Through 45 flight campaigns, an efficient flight strategy was developed, combining the advantages of non-hovering and hovering patterns. Non-hovering flights facilitated rapid scanning for initial plume localization, while hovering flights enabled high-accuracy concentration mapping within the detected plume boundaries. Previous studies indirectly measured plume locations using data from ground-based weather stations and onboard anemometers, which were then applied to plume rise models to predict plume positions. Compared to ground-based weather stations, onboard anemometers were able to more accurately predict the direction and altitude of the plume. In determining the altitude for hovering flights, wind data collected during non-hovering flights were applied to the plume rise model, which informed the subsequent hovering flight operations. This sequential approach of non-hovering scanning, hovering detection, and horizontal detection was employed in repeated experiments to comprehensively quantify the CO2 emissions.

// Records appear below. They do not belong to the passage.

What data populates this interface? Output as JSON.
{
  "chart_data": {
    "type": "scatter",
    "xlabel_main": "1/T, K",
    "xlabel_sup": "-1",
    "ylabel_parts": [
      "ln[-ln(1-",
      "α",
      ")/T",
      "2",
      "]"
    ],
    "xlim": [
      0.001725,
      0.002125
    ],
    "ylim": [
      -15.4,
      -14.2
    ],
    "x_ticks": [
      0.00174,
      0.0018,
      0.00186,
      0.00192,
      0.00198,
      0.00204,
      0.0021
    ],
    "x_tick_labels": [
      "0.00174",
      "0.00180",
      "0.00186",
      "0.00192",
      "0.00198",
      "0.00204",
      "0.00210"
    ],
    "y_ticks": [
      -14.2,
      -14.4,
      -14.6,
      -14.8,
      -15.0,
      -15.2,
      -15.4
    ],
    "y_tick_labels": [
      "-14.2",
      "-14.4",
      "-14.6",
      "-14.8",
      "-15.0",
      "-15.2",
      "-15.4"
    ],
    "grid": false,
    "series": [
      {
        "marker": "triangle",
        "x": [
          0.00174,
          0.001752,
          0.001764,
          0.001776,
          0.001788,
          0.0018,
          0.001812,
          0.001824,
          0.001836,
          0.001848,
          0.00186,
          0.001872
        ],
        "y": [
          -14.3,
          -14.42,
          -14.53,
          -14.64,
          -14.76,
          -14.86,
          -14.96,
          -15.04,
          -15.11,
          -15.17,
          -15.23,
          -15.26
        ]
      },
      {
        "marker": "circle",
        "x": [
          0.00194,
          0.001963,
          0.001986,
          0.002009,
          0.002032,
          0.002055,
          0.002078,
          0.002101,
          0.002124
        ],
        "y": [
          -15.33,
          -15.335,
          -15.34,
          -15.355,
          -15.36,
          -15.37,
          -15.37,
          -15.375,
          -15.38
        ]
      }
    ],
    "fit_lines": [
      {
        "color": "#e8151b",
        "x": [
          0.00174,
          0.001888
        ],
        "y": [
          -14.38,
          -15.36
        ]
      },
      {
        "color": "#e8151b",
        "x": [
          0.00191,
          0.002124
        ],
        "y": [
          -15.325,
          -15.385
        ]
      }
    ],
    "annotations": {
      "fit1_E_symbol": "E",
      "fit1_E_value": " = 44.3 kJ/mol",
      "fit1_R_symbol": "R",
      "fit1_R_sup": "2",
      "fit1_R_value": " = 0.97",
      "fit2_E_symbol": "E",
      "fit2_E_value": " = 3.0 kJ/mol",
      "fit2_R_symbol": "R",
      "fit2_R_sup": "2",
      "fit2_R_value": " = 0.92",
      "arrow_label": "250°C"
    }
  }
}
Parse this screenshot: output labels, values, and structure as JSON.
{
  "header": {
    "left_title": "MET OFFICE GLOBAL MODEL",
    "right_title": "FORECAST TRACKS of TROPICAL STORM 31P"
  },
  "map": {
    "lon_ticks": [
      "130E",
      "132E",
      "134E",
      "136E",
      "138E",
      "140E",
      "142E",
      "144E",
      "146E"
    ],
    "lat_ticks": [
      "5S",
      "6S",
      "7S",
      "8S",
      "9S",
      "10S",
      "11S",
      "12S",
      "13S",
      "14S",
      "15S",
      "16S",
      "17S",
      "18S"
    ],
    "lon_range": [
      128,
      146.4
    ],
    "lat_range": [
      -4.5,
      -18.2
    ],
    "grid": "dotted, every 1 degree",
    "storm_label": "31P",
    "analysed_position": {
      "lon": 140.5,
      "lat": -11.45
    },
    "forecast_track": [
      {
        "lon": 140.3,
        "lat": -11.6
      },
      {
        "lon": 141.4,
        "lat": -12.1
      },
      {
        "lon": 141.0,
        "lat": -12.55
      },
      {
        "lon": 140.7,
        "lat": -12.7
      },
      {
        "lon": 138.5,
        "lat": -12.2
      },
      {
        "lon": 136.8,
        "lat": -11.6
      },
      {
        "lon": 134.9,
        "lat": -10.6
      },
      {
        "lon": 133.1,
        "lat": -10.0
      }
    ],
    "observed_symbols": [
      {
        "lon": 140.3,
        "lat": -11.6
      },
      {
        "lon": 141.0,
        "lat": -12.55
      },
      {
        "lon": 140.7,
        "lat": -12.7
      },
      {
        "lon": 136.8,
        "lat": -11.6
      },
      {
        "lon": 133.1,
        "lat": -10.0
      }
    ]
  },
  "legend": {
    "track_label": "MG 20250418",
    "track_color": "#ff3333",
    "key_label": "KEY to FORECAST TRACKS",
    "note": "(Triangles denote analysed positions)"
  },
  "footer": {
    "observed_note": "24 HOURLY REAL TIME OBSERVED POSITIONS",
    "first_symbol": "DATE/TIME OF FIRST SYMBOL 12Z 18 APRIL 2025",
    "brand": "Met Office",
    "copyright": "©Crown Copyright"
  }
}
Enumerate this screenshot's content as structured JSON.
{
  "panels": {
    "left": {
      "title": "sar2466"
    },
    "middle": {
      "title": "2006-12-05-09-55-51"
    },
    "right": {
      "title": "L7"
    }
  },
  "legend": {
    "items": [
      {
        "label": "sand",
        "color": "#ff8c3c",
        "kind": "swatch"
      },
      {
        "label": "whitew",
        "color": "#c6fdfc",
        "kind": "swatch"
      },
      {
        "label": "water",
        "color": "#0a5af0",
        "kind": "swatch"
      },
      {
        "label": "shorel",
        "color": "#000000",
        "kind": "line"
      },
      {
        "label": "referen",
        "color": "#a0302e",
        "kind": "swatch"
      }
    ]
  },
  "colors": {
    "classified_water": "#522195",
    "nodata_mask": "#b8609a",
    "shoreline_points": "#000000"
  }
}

The emission quantification results from mass balance methods and inverse Gaussian methods demonstrated improved accuracy compared to existing methods, with lower mean absolute percentage error (MAPE). A comparative analysis between the mass balance and inverse Gaussian dispersion methods revealed that as the standard deviation of wind direction increased, indicating higher wind variability, the mass balance method outperformed the inverse Gaussian approach. This highlights the advantage of incorporating real-time wind properties in the mass balance method over the steady-state assumptions in the inverse Gaussian model. Furthermore, utilizing real-time wind data within the mass balance method improved emission estimates by an average of 34.66±39.96% compared to using mean wind assumptions. However, some errors still persisted, with lower peak concentrations contributing significantly to quantification errors.
This research demonstrates the potential of UAV-based measurements and optimized flight strategies for accurate emissions quantification from point sources, addressing limitations in existing methods. The findings contribute to advancing atmospheric monitoring techniques and supporting effective implementation of emission mitigation policies.
Specific objectives addressed in my paper include the following:
- Before the flight campaign, the performance evaluation of various sensors was conducted, including low-cost particulate matter sensors, when mounted on UAVs. While not the primary focus, the study includes an assessment of this particulate matter sensor in environmental chamber tests to assess their accuracy under diverse particle concentration scenarios, thereby highlighting their potential and limitations in field applications.
- The first part of the research is about the development of flight strategies for Uncrewed Aerial Vehicles (UAVs) to monitor greenhouse gas emissions from point sources. These strategies aim to enhance the accuracy and efficiency of data collection in various atmospheric conditions.
- The second part of the research presents methodologies for quantifying CO2 emissions from municipal solid waste incinerators using UAVs. The research compares the mass balance method and the inverse Gaussian method to determine the most effective approach for accurate emission measurements.